I know for, I do NOT expect every character to be strong (that's boring , if they all are) but I DO expect them to be interesting. I've read (and enjoyed) more than one book where the main character is self effacing etc. It;s not a killer. As long as they make me want to read more, because they are interesting.
Really, it's very hard to tell without reading the person in question. But as a general rule - no they don't HAVE to be strong. They just have to make me want to read them.
Last edited by kissmequick; August 27th, 2012 at 06:47 PM.
August 27th, 2012, 07:10 PM
You might find this of interest:
Myself, I am also re-evaluating a project I have spent some time sporadically on and is not finished. It's meant to be a first book and to sort of ease into the idea of the series. And I'm trying to figure out if, since I sort of went with a default very similar but different cultural setting (I originally started with no clear plot,) I have defaulted into things that don't work and if some things about the main character and his home culture need to change, and if I should deal with that later or not, and if I should more radically change some things or not. So I feel your pain. We can only sort of feel our way to what is true to us for what we need for the story, and sometimes that isn't clear until later.
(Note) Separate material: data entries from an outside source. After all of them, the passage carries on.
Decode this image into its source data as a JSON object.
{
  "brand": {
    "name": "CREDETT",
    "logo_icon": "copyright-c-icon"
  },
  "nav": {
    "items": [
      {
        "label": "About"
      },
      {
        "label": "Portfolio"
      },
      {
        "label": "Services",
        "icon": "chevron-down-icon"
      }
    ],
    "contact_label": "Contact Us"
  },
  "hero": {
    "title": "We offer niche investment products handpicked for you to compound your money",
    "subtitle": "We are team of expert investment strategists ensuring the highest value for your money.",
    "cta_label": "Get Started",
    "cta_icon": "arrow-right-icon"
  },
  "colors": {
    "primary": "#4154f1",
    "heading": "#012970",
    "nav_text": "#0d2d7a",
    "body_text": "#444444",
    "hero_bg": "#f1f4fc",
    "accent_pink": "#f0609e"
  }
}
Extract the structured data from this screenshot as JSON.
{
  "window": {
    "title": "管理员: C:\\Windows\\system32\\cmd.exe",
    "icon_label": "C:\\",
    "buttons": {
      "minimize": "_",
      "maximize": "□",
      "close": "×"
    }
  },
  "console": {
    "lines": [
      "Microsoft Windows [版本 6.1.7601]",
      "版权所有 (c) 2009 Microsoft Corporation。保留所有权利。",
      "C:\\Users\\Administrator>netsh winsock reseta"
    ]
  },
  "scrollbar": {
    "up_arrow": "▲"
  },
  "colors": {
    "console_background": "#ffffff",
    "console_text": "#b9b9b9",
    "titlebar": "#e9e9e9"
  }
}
August 27th, 2012, 10:36 PM
You make the mistake of thinking strong and out-going are the same trait. They are not.
You can have four possibilities: a character is high or low in one trait, and high or low in the other.
Your character sounds to me to be a strong person already. Perhaps you can show her evolving to be more outgoing.
She could do this by baby steps. Or a some point taking a great and risky leap.
Or some combination. Perhaps baby steps, then a leap. Maybe failing at the leap and going back to baby steps for a while before trying another leap.
I know too little to be sure, but as a guess I'd say your beta readers are too severe. Or that you have not made your character's true nature clear enough to them so that they can appreciate her worth.
August 27th, 2012, 10:44 PM
It's all POV and when readers can relate characters to themselves.
I've been in discussions with actors, production reps, and story consultants about cyborg characters. Initially, people don't relate to them because they are less emotional than humans.
The best way to flush out the character is to pair them up with a perfectly human character who discovers why a cyborg can be such an interesting character. For instance, humans underestimate cyborgs and AI beings because they are less emotional, humans believe cyborgs are less intelligent. By showing the less emotional cyborg is actually more intelligent than the human, the character suddenly becomes more interesting.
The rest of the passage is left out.